Looke, LTDA
- Company type: Subsidiary
- Website type: OTT video streaming platform
- Area served: Brazil, Mexico
- Owners: Marcelo Spinassé; Encripta;
- Key people: Cecília Refina Queiroz
- Website: www.looke.com.br
- Advertising: Yes
- Registration: Required
- Launched: April 28, 2015; 11 years ago
- Current status: Active

= Looke (streaming platform) =

Brazilian streaming platform

Looke is a Brazilian streaming platform dedicated to movies and series. Launched in April 2015, it is a video on demand service, in 2022 it filmed in partnership with Amazon and has a channel linked to Prime Video in Brazil and Mexico.

== History ==
In 2012, Encripta was founded, a company that licenses content to other companies. Encripta planned to launch a streaming platform in 2013 in partnership with a client, but the following year, when everything was already developed, the client canceled. Meanwhile, Netflix started to produce more original content and reduced the purchase of Encrypta products. With that, Marcelo Spinassé and Encripta launched Looke. The platform is part of the group's four business fronts.

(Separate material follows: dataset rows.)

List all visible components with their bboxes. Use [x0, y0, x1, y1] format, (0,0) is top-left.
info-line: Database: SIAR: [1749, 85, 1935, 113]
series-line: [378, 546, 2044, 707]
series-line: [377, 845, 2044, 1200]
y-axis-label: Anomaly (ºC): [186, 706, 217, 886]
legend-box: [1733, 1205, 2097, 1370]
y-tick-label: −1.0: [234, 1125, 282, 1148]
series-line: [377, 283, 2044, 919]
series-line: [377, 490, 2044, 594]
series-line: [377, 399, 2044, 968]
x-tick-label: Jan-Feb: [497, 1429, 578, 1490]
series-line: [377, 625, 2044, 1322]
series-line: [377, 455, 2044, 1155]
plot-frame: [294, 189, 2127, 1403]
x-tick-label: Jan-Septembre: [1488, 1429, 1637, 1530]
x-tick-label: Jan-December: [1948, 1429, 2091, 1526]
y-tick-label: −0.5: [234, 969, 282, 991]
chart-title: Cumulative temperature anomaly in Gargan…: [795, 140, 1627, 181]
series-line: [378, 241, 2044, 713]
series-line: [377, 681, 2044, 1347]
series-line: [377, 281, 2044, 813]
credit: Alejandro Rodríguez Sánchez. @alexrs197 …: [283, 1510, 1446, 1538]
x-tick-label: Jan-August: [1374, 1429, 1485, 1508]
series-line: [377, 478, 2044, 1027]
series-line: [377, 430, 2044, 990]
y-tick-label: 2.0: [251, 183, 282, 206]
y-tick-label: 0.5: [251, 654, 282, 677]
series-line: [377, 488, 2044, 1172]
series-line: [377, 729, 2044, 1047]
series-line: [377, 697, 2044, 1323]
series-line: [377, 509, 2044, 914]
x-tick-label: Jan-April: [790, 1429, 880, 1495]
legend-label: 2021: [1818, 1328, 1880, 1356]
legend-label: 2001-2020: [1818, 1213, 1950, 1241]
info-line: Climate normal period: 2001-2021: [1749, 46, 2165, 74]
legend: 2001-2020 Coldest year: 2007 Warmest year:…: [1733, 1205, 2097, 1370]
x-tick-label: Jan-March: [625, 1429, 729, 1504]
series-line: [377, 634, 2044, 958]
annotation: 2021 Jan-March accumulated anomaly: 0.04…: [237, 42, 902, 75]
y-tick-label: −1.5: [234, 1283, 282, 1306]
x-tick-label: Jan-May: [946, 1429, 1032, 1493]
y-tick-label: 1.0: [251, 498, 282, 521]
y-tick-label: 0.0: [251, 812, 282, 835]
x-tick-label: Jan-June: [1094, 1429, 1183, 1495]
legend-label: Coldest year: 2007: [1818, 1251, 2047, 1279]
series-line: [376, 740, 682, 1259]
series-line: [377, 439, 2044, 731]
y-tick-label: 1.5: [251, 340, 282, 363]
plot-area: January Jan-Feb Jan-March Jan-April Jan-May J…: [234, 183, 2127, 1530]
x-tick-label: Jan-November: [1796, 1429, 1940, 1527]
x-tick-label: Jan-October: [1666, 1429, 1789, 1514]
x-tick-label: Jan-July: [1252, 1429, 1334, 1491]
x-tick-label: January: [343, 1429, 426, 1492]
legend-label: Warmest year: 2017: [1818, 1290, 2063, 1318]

The platform was officially launched on April 28, 2015, two months ahead of schedule, with around 12,000 titles. Commenting on Looke's film collection, Marcelo Spinassé said that, due to the budget, the catalog is different from Netflix and Amazon. "What we do is look for the best possible content that has not reached or interested these companies [...]. When content arrives at Encripta, the first one to receive it as a possibility is Netflix. If it says no, I offer it to others. If it doesn't manage to sell, it goes to Looke".

In June 2016, in a campaign carried out in partnership with the CNA language course, it distributed one million free vouchers to encourage students on the course. In October 2016, the content became available to watch offline (without an internet connection), starting with iOS and Android followed by Windows 10 and Windows Phone. In January 2017, old TV Globo programs became available on Looke with over 70 titles.

In August 2018, Looke launched its channel in the NOW app, for NET and Claro TV customers. In October 2018, Looke Kids for Apple TV was launched. Also in October, it streamed productions in partnership with Spcine Play.

In February 2019, it launched its Apple TV app. In July 2019, it started a partnership with operator Tim Brasil. In July 2019, it began streaming all episodes of the Portuguese telenovela Ouro Verde simultaneously with Rede Bandeirantes with the first two episodes available for free.

In September 2020, Looke became one of the channels on Prime Video (Brazil), alongside Paramount+, MGM (Metro-Goldwyn-Mayer), Starzplay and Noggin. Also in 2020, Arte 1 Play, the Arte 1 channel streaming service, was launched on the platform.

In April 2022, it was made available in Mexico, also as an Amazon Prime Video channel.